ミトコンドリアDNAは、核DNAが損なわれているか存在しない場合、強力な代替情報源となります。mtDNAは、毛根のない髪の毛、歯、骨、その他の難しいソースの場合に使用され、行方不明者や被災者の識別作業のルーチンになりました。以前、従来のSangerシークエンシング方法に伴う品質やスケーリングの問題から、mtDNAにはわずかな専門施設で限られた役割しかありませんでした。Verogen mtDNAワークフローは、性能、効率および使いやすさという固有の組み合わせをもたらし、どのような研究室でも、どのような規模でも、SangerシークエンシングからNGSへmtDNA分析を移行することができ、また他のNGS技術から得られた結果を向上させることもできます。
ForenSeq mtDNA Control Region Kitは、使いやすさとmtDNAデータの迅速なレビューのために、UASのForenSeq mtDNA Analysis Moduleとシームレスに組み合わせます。ソフトウェアは、制御域のシークエンシングのアウトプットを分析し、ランが完了した後1時間足らずで結果を出します。
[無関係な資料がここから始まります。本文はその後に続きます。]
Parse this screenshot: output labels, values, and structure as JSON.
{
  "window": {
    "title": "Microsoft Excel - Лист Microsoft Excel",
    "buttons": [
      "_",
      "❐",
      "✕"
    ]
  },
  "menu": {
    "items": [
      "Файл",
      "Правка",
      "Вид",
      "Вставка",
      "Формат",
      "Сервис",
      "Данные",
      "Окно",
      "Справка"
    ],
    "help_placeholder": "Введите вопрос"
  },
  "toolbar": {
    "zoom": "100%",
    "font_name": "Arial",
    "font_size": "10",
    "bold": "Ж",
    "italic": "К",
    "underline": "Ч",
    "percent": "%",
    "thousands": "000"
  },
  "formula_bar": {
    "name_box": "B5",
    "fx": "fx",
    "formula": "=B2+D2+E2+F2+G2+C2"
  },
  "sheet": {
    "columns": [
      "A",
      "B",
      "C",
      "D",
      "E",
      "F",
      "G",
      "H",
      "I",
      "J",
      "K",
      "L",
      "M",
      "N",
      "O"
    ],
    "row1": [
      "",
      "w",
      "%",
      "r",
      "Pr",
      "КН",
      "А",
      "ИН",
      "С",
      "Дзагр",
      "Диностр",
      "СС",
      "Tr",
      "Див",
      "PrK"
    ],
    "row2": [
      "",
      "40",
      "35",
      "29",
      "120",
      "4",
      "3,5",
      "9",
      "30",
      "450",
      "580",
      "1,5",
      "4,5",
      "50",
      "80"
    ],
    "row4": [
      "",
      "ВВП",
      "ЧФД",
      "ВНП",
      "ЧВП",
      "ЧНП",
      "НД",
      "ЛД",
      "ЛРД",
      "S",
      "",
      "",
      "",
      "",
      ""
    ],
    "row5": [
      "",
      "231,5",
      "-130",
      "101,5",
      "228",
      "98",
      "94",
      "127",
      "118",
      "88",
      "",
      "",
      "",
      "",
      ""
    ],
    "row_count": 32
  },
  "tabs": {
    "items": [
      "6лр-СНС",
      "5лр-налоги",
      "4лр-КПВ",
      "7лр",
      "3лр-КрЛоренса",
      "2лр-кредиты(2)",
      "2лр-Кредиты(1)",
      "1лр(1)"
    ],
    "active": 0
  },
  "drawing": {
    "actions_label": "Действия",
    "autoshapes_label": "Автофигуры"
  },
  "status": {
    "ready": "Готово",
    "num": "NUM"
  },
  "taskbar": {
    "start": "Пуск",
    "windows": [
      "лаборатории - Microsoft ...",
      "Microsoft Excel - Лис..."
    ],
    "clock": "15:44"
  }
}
研究室は、要約された結果または詳細な結果をレビューし、明確なインタラクティブユーザーインターフェイス上で最大9個のサンプルまで比較することができます。レポートは、多数のDNAデータベースに適合します。
当社は、ライブラリー調製からシークエンシング、分析まで全ワークフローにわたって優れたサポートを提供します。当社の経験豊富なチームは、お使いの装置、ソフトウェア、バリデーションプラン、および実践のガイダンスのために包括的なサービスを提供し、ワークフローを容易に操作可能にします。